A combination square with no rule. Not sure what the dots represent.


----------



## Billy De (Jul 19, 2009)

LMAO:laughing::laughing::laughing::laughing: Correct you win the prize Dom.


----------



## Hammer1 (Aug 1, 2010)

Looks a lot like a Starrett. Either the blade was changed out or altered. Folks often use combination squares as marking gauges. The blade is set to a measurement and the head is indexed to the work, mark the end of the blade for a consistent measurement. A former owner may have had a repetitive, specific use for it and the dots relate to whatever that was. I wonder if those were holes that a pencil point or scribe would have fit in.


----------



## Billy De (Jul 19, 2009)

Hammer I can see where your coming from but the holes are filled with metal and you could be right about the blade being changed out because it only fits one way round and its 6 1/2" long that's an odd size?


----------



## Dominick (May 2, 2011)

Billy De said:


> LMAO:laughing::laughing::laughing::laughing: Correct you win the prize Dom.


Cool!!!! What do I get.


----------



## Billy De (Jul 19, 2009)

Dominick said:


> Cool!!!! What do I get.


A piece of fuzzy string so when you fold it in two you`ll be able to say it is twice the length of half of it.Or you could double your money and tell me what the dots are for?:thumbsup:


----------



## woodnthings (Jan 24, 2009)

Hammer1 said:


> Looks a lot like a Starrett. Either the blade was changed out or altered. Folks often use combination squares as marking gauges. The blade is set to a measurement and the head is indexed to the work, mark the end of the blade for a consistent measurement. A former owner may have had a repetitive, specific use for it and the dots relate to whatever that was. I wonder if those were holes that a pencil point or scribe would have fit in.

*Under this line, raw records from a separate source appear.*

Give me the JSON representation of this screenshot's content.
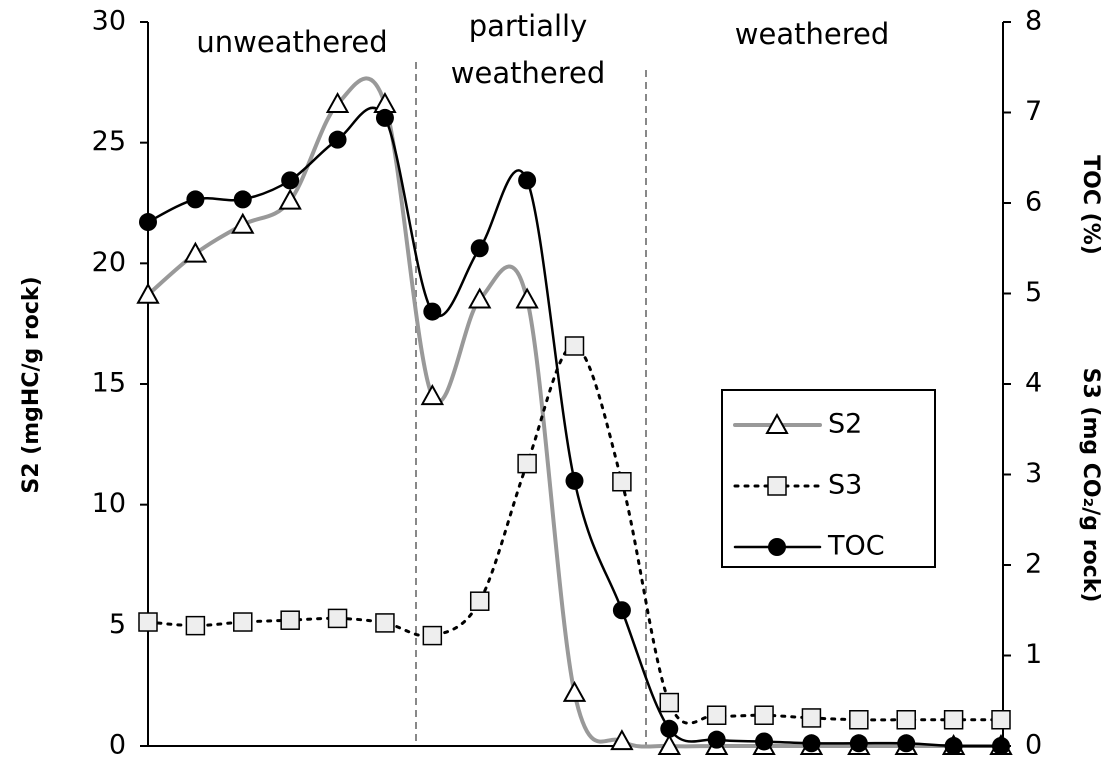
{
  "chart_data": {
    "type": "line",
    "categories": [
      null,
      null,
      null,
      null,
      null,
      null,
      null,
      null,
      null,
      null,
      null,
      null,
      null,
      null,
      null,
      null,
      null,
      null,
      null
    ],
    "y_label": "S2 (mgHC/g rock)",
    "y2_labels": [
      "TOC (%)",
      "S3 (mg CO₂/g rock)"
    ],
    "region_labels": [
      [
        "unweathered"
      ],
      [
        "partially",
        "weathered"
      ],
      [
        "weathered"
      ]
    ],
    "ylim": [
      0,
      30
    ],
    "yticks": [
      0,
      5,
      10,
      15,
      20,
      25,
      30
    ],
    "y2lim": [
      0,
      8
    ],
    "y2ticks": [
      0,
      1,
      2,
      3,
      4,
      5,
      6,
      7,
      8
    ],
    "legend": "right",
    "series": [
      {
        "name": "S2",
        "color": "#999999",
        "marker": "triangle",
        "style": "solid",
        "values": [
          18.7,
          20.4,
          21.6,
          22.6,
          26.6,
          26.6,
          14.5,
          18.5,
          18.5,
          2.2,
          0.2,
          0,
          0,
          0,
          0,
          0,
          0,
          0,
          0
        ]
      },
      {
        "name": "S3",
        "color": "#000000",
        "marker": "square",
        "style": "dotted",
        "axis": "y2",
        "values": [
          1.37,
          1.33,
          1.37,
          1.39,
          1.41,
          1.36,
          1.22,
          1.6,
          3.12,
          4.42,
          2.92,
          0.48,
          0.34,
          0.34,
          0.31,
          0.29,
          0.29,
          0.29,
          0.29
        ]
      },
      {
        "name": "TOC",
        "color": "#000000",
        "marker": "circle",
        "style": "solid",
        "axis": "y2",
        "values": [
          5.79,
          6.04,
          6.04,
          6.25,
          6.7,
          6.94,
          4.8,
          5.5,
          6.25,
          2.93,
          1.5,
          0.19,
          0.07,
          0.05,
          0.03,
          0.03,
          0.03,
          0,
          0
        ]
      }
    ]
  }
}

If the dot are filled holes then possibly they are reference marks for measurement commonly used by the owner. It would take a whole lot of effort to drill holes then just fill them with metal for the joy of it.... It may help to know if it was a machinist's tool or a cabinetmaket's :blink:


----------



## Dominick (May 2, 2011)

Billy De said:


> A piece of fuzzy string so when you fold it in two you`ll be able to say it is twice the length of half of it.Or you could double your money and tell me what the dots are for?:thumbsup:


Like others have stated, their probably nothing more than reference marks by previous owner. 
I did a search on the dots and found nothing on it. Besides I've never seen dots on them.


----------



## BigJoe16 (Feb 20, 2012)

It could be 6 1/2 in in stead of 6 in so of the end gets beat up over time, you can still measure 6 in accurately. Old things are made to last.


----------



## Hammer1 (Aug 1, 2010)

This is my 6" Starrett. I inherited it from my grandfather who was a machinist. The casting looks the same to my eyes. The blade is 2mm thick, the groove is 1mm deep, it can be swapped end for end, 18mm wide, 6" long.

Yours is most likely altered by an owner and the dots are probably reference points. If they were originally filled with the darker material it would make them easier to see and not have to read measurements. Exactly how, or for what, they were used is anyone's guess. They may have been used by aligning the head with one edge of a dot and then the other which would result in two lines 1/8"? apart. Marks of this nature would be useful for a lot of things and different trades.

They would be close enough if the user had a large tolerance. The other side looks like the cross marks are mostly at set increments and owner scratched. There are a lot of folks and tradespeople that will look at you completely dumbfounded if you give them any small measurements. If you mark a stick for them, they are all set, tell them 1 1/4" or finer, fergetaboutit.


----------